Lorna Doone, by Richard Doddridge Blackmore, was published in 1869 and is set in the 17th century. Many readers today have never even heard of it, much less read it, so why is it my favorite romance and what makes it work?
How I Learned About It
I grew up in Nigeria as the child of missionaries. In our first through fourth grades, we were taught at home via a correspondence course. In the fourth grade, our curriculum included a child’s version of Lorna Doone. It set my heart on fire and made my mind take flight even at such a young age when I didn’t fully understand romance. Oh, I had a little boyfriend, so I understood puppy love but not true romance. Adventure, good guys vs. bad guys, plot twists, and even an element of surprise make this book a grand adventure and a wonderful romance!
I read it again as an adult and absolutely loved it! However, I must warn any potential readers, Blackmore wrote in 17th century European English, which varies pretty significantly from modern American English. It took some getting used to and there was a bit of a learning curve to it. Even after I grew accustomed to the words, there was a small section told by a maid that I had to skip over because it proved too difficult to read. That did not affect the story. I loved it as much as I had as a child. (There are versions available in more modern English that would be easier to read.)
What Makes the Romance in it work?
Some years ago, I wrote my only novel, The Whisper of the Palms. It is women’s fiction that contains romance. At the time, I researched romance writing. It must have a happy ending. A love story, on the other hand, can end sadly. Romeo and Juliet is a love story, not a romance.
Also, in romances, the male and female protagonists should be introduced early on and never be more than a few pages apart. So, if they get separated for some reason, the writer needs to not go too long without mentioning the other. (This can be accomplished through letters, dreams, daydreams, etc.)
I’m not a romance writer, so I’m not trying to give lessons on romance writing, just passing on what I found through research. At one point I found this line, “All romance essentially has the same plot: boy meets girl, boy wins girl, boy loses girl, boy wins girl back.” I cannot remember where I found that advice, but it stuck with me. In my opinion, this is why Lorna Doone is one of the greatest romances ever written.
The plotline is repeated a couple of times in Lorna Doone, and the causes of John Ridd (sometimes called Jan), the male protagonist, meeting and winning Lorna Doone, the female protagonist, then losing her, winning her again, then losing her and winning her all over again are imaginative and full of action! They just don’t write books like that anymore.
Possible spoiler alert: John meets Lorna as a child when he ventures off his family’s land and stumbles upon her playing. It turns out she is a member of the feared and hated Doone clan. She is much younger and smaller than he. Just as they are getting to know each other, she hears a male family member coming.
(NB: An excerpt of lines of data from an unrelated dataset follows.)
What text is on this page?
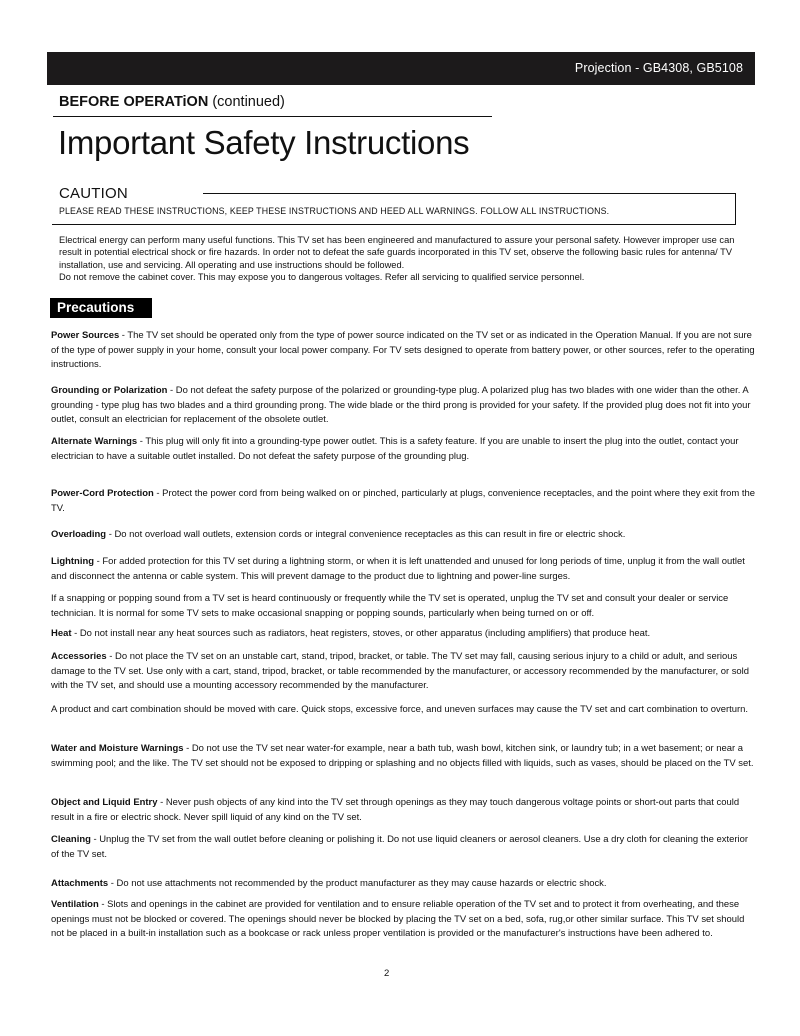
Projection - GB4308, GB5108
BEFORE OPERATiON (continued)
Important Safety Instructions
CAUTION
PLEASE READ THESE INSTRUCTIONS, KEEP THESE INSTRUCTIONS AND HEED ALL WARNINGS. FOLLOW ALL INSTRUCTIONS.

Electrical energy can perform many useful functions. This TV set has been engineered and manufactured to assure your personal safety. However improper use can result in potential electrical shock or fire hazards. In order not to defeat the safe guards incorporated in this TV set, observe the following basic rules for antenna/ TV installation, use and servicing. All operating and use instructions should be followed.

Do not remove the cabinet cover. This may expose you to dangerous voltages. Refer all servicing to qualified service personnel.

Precautions

Power Sources - The TV set should be operated only from the type of power source indicated on the TV set or as indicated in the Operation Manual. If you are not sure of the type of power supply in your home, consult your local power company. For TV sets designed to operate from battery power, or other sources, refer to the operating instructions.

Grounding or Polarization - Do not defeat the safety purpose of the polarized or grounding-type plug. A polarized plug has two blades with one wider than the other. A grounding - type plug has two blades and a third grounding prong. The wide blade or the third prong is provided for your safety. If the provided plug does not fit into your outlet, consult an electrician for replacement of the obsolete outlet.

Alternate Warnings - This plug will only fit into a grounding-type power outlet. This is a safety feature. If you are unable to insert the plug into the outlet, contact your electrician to have a suitable outlet installed. Do not defeat the safety purpose of the grounding plug.

Power-Cord Protection - Protect the power cord from being walked on or pinched, particularly at plugs, convenience receptacles, and the point where they exit from the TV.

Overloading - Do not overload wall outlets, extension cords or integral convenience receptacles as this can result in fire or electric shock.

Lightning - For added protection for this TV set during a lightning storm, or when it is left unattended and unused for long periods of time, unplug it from the wall outlet and disconnect the antenna or cable system. This will prevent damage to the product due to lightning and power-line surges.

If a snapping or popping sound from a TV set is heard continuously or frequently while the TV set is operated, unplug the TV set and consult your dealer or service technician. It is normal for some TV sets to make occasional snapping or popping sounds, particularly when being turned on or off.

Heat - Do not install near any heat sources such as radiators, heat registers, stoves, or other apparatus (including amplifiers) that produce heat.

Accessories - Do not place the TV set on an unstable cart, stand, tripod, bracket, or table. The TV set may fall, causing serious injury to a child or adult, and serious damage to the TV set. Use only with a cart, stand, tripod, bracket, or table recommended by the manufacturer, or accessory recommended by the manufacturer, or sold with the TV set, and should use a mounting accessory recommended by the manufacturer.

A product and cart combination should be moved with care. Quick stops, excessive force, and uneven surfaces may cause the TV set and cart combination to overturn.

Water and Moisture Warnings - Do not use the TV set near water-for example, near a bath tub, wash bowl, kitchen sink, or laundry tub; in a wet basement; or near a swimming pool; and the like. The TV set should not be exposed to dripping or splashing and no objects filled with liquids, such as vases, should be placed on the TV set.

Object and Liquid Entry - Never push objects of any kind into the TV set through openings as they may touch dangerous voltage points or short-out parts that could result in a fire or electric shock. Never spill liquid of any kind on the TV set.

Cleaning - Unplug the TV set from the wall outlet before cleaning or polishing it. Do not use liquid cleaners or aerosol cleaners. Use a dry cloth for cleaning the exterior of the TV set.

Attachments - Do not use attachments not recommended by the product manufacturer as they may cause hazards or electric shock.

Ventilation - Slots and openings in the cabinet are provided for ventilation and to ensure reliable operation of the TV set and to protect it from overheating, and these openings must not be blocked or covered. The openings should never be blocked by placing the TV set on a bed, sofa, rug,or other similar surface. This TV set should not be placed in a built-in installation such as a bookcase or rack unless proper ventilation is provided or the manufacturer's instructions have been adhered to.

2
She leads John through a small opening completely obscured by thick greenery. He likes her immediately and makes return trips to her hiding place to play with her.
In time, their romance grows but other things happen too. His father was killed by a Doone making him responsible for his mother and sister even as a young man. This happened before he met Lorna, but he forged a friendship with her anyway. She was so different from the other Doones. She was sweet, gentle, and lovely. Lorna gets promised to marry one of the meanest of the Doones against her will. John has to rescue her, which he does in dramatic form.
See the pattern? Boy meets girl (they met as kids and played together.) Boy wins girl. (He wins her child’s heart and becomes her favorite playmate.) Boy loses girl. (So many things either caused or potentially caused him to lose her. Her family killing his father made it dangerous and taboo to see her in the first place, then when she is promised to another man and the day of that union grows ever closer, it seems all is lost.) Boy wins girl back (he did this in his gallant rescue).
But it didn’t stop there … although I will. I don’t want to spoil everything for those who might want to read it. Suffice it to say he loses her again and has to try and win her all over again. The reasons are fascinating and well worth the read!
There is an ongoing debate among writers as to which is most important in fiction writing—plot or character development. The answer is that both are important. If you have a great plot, it doesn’t matter how well developed or poorly developed the characters are, people will keep reading to see what happens. Likewise, if you have well-developed characters, people will not care if the plot is weak. They like the characters and will keep reading just to see what happens to these characters they have grown to love.
Well, this book has it all—great characters and a fascinating plot with twists and turns that take these cherished characters on the ride of their lives carrying the readers along with them!